Bruce Lee a choisi Chuck Norris, alors champion de karaté peu connu au cinéma, pour incarner son adversaire final, un choix qui a considérablement contribué à lancer la carrière cinématographique de ce dernier par la suite. Le combat final, tourné dans les ruines du Colisée de Rome, a nécessité une chorégraphie martiale d'une précision extrême, Bruce Lee souhaitant démontrer sa propre philosophie du Jeet Kune Do à travers cet affrontement emblématique. Le tournage en Italie, décor inhabituel pour une production de kung-fu hongkongaise de l'époque, a également nécessité une adaptation logistique particulière pour l'équipe technique.
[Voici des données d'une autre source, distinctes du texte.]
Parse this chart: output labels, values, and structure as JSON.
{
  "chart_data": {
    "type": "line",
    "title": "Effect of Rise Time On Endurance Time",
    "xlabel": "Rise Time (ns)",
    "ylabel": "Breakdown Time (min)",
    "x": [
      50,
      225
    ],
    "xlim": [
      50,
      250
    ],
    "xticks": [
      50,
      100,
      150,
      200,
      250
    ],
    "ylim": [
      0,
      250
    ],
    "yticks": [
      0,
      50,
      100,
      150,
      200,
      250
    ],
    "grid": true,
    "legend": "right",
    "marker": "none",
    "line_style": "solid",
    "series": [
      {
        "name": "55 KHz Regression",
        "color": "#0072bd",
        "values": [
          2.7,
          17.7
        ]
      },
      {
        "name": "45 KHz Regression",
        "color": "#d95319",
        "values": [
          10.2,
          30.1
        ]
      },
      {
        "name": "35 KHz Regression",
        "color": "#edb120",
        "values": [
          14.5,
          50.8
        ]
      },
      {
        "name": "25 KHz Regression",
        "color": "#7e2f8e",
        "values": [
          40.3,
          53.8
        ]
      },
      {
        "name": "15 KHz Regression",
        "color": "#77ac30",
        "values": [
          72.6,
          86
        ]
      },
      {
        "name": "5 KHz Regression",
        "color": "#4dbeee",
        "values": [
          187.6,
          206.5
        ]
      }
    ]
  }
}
Le film explore la confrontation entre modestie apparente et compétence réelle, le personnage principal étant systématiquement sous-estimé par ses adversaires avant de révéler sa maîtrise martiale exceptionnelle. Il aborde également le choc culturel entre Orient et Occident, à travers le regard naïf mais digne que porte Tang Lung sur l'Italie qu'il découvre. La solidarité communautaire face à l'intimidation constitue un autre thème central, le héros se mettant au service d'une compatriote menacée par des criminels locaux.
Après avoir vaincu un à un tous les hommes envoyés pour l'intimider, Tang Lung affronte finalement le champion de karaté américain engagé par les gangsters, dans un duel d'une intensité rare qui se conclut par sa victoire méritée. Ce combat final, célèbre pour son réalisme martial et sa tension psychologique entre les deux adversaires, marque la consécration du personnage comme protecteur légitime de la communauté qu'il était venu aider. Le film se termine sur le départ de Tang Lung, sa mission accomplie, restaurant ainsi la tranquillité du restaurant qu'il était venu défendre.
Le titre français La fureur du dragon met en avant la puissance martiale explosive du personnage incarné par Bruce Lee, le dragon étant un symbole traditionnel de force et de noblesse dans la culture chinoise, associé ici à la fureur contrôlée qu'il déploie lors de ses combats.
La fureur du dragon demeure aujourd'hui considéré comme l'un des films fondateurs du cinéma de kung-fu, régulièrement cité dans les rétrospectives consacrées à Bruce Lee, décédé prématurément l'année suivant sa sortie. Le combat final contre Chuck Norris continue d'être régulièrement montré en référence dans les analyses consacrées aux plus grands duels du cinéma d'action.
Les amateurs du film apprécieront La Fureur de vaincre et Big Boss pour retrouver Bruce Lee dans des registres martiaux similaires, ou encore Il était une fois en Chine pour son immersion comparable dans le cinéma de kung-fu classique de Hong Kong.